Dianti-anti, tina sela-sela renghap jeung kereteg kuring,
Anjeun bet cicing,matak samar rasa,samar polah,samar rampa
Luut leet kuring ngudag,tina sesa urat-urat raga,anjeun bet ngabelesat lumpat
Ah boa-boa...jadi loba kainggis,loba karempan
Tapi naha ari anjeun?
Kuring ngalengkah,anjeun milu ngalengkah
Kuring ngaringkang,anjeun milu ngaringkang
Siloka jeung ungkara marakbak minuhan dada
Lelenyapan nyipta-nyipta rasa dina rohang hate,nu guligah pinuh kabungah,bungangang najan aya rasa honcewang
Kamelang lain ukur babasan
Sabab anjeun teh kuring
Rindat anjeun, rindat kuring
Gelenyu anjeun, gelenyu kuring
Baeud anjeun, baeud kuring
Hariwang anjeun, hariwang kuring
Lugina anjeun, lugina kuring
Tibelat anjeun, tibelat kuring
Rasa anjeun, rasa kuring
Asih anjeun, asih kuring
Ringkang anjeun, ringkang kuring


Puisi diatas adalah contoh sebuah puisi sunda yang dirangkai oleh sahabat karib saya seorang penyair dan juga ahli pengobatan dari Cianjur, Rina Fitriati. Pusinya menceritakan tentang kerinduan sang perangkai kata terhadap “kekasih"nya yang selalu "menemani" jalan hidupnya. Kebanyakan puisi yang dibuatnya memang bertemakan cinta dan kerinduan baik terhadap makhluk, alam maupun Sang Pencipta. Dalam puisi-uisinya mengisyaratkan tentang pandangannya tentang cinta yang ia umpamakan sebagai sesuatu yang sakrral sehingga segala prosesnya tak hendak untuk ditolak. Kenyataannya memang cinta sulit ditolak hadirnya dan hakikatnya begitu sulit untuk disangkal dari urat nadi manusia karena cinta adalah anugerah terindah yang diberikan oleh Sang Pencipta.

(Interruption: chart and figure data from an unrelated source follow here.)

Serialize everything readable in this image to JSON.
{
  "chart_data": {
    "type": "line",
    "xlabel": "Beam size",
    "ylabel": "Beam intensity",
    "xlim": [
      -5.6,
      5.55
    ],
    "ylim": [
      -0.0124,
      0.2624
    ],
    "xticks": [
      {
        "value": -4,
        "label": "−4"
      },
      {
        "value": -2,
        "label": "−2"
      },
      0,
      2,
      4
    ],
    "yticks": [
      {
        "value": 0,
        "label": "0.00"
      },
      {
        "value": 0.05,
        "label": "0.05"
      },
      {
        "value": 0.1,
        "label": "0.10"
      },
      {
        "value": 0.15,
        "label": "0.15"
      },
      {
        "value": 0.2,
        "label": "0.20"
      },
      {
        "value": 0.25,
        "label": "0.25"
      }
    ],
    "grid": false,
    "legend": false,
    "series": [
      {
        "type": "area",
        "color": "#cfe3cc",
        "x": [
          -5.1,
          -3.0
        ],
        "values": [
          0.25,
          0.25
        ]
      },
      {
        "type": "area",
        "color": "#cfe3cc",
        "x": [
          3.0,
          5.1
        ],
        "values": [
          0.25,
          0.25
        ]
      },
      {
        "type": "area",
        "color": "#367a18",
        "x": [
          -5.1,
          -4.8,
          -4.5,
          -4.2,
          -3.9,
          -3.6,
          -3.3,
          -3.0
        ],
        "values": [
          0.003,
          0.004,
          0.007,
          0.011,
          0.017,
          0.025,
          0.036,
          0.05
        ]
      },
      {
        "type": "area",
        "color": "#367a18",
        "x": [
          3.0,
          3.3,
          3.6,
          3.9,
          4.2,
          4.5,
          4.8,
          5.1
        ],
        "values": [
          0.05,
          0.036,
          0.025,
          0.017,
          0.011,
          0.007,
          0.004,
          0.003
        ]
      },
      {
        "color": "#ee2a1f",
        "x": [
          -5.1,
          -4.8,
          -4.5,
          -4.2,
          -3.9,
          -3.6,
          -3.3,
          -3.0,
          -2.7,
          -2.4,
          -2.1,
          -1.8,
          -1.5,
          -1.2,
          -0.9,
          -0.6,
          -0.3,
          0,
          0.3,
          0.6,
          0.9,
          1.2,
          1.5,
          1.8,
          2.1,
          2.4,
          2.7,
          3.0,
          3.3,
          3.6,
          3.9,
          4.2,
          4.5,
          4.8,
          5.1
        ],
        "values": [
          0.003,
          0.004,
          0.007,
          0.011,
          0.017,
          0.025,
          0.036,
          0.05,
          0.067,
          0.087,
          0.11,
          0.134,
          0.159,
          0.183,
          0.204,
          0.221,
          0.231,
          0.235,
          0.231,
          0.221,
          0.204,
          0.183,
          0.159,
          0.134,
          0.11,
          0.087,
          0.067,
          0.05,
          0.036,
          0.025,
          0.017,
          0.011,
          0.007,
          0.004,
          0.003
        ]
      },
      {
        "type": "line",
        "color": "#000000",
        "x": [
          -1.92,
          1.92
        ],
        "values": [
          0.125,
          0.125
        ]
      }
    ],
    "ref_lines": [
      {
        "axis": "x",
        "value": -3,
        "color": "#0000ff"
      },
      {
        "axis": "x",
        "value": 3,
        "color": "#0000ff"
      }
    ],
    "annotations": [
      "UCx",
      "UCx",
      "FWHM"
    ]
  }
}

Puisi adalah karya sastra indah yang bersifat imajinatif bahkan konotatif, bahasa puisi lebih memilki banyak kemungkinan makna. Hal ini disebabkan karena terjadinya konsentrasi atau pemadatan segenap kakuatan bahasa di dalam puisi. Struktur fisik dan struktur batin puisi yang sangat padat bersenyawa secara padu bagaikan gula dalam larutan kopi. Tak seperti puisi lainnya, puisi sunda sangat merangsang saya untuk tak sekedar “mencicipi” keindahannya, mengagumi dan bahkan ada hasrat untuk membuat sendiri, sayangnya keterbatasan saya tentang bahasa sastra sunda (padahal abdi urang sunda) menjadi kendala sehingga saya harus berlama-lama dalam memahami makna dari sebuah puisi sunda, padahal Chairil Anwar menyatakan, "carilah makna sampai ke akar kata!".
Rina cukup ahli dalam menggali dan menemukan bahasa-bahasa sastra sunda yang menurut saya sebagai orang sunda, sudah banyak tidak diketahui oleh generasi kita sekarang. Jalinan kata-katanya mampu memadukan kemanisan bunyi dengan makna  Bentuk fisik dan bentuk batin puisinya merupakan satu kesatuan yang bulat dan utuh menyaturaga tidak dapat dipisahkan dan merupakan kesatuan yang padu. Karyanya yang berjudul Ringkang Kalangkang terlihat sangat apik dan “Penuh” oleh bahasa-bahasa sastra tingkat tinggi dalam sastra sunda. Contoh pemilihan diksi dalam Puisi pendek karyanya dibawah ini menunjukkan kemampuannya dalam merangkum rasa dan kata dengan lengkap.

GALURA RASA
(Rina Fitriati)
Bedah deui ieu cimata,leuwih rongkah batan harita
Runtag deui ieu rasa,kasaput halimun tohaga
Kandeg deui ieu lengkah,naratas rumpilna satapak
Caah rongkah jero dada,malidkeun galura rasa,nu geus nyanding,ngajirim ti mangsa ka mangsa.
Besar kemungkinan pemenuhan rasa dan kata yang rangkai oleh Rina berasal dari pengalaman pribadinya, seperti juga penyair fenomenal Kahlil Gibran yang sangat dipengaruhi oleh pengalaman keluarga, masa kecil dan cintanya telah melahirkan puisi-puisi besar yang sarat makna dan rasa. Puisi yang berbasis pengalaman membuat syairnya begitu dekat dengan rasa pecintanya. Cinta, kesedihan, persahabatan yang universal menjadikan karyanya tak bersekat dan tak hanya bisa dinikmati oleh pihak tertentu saja.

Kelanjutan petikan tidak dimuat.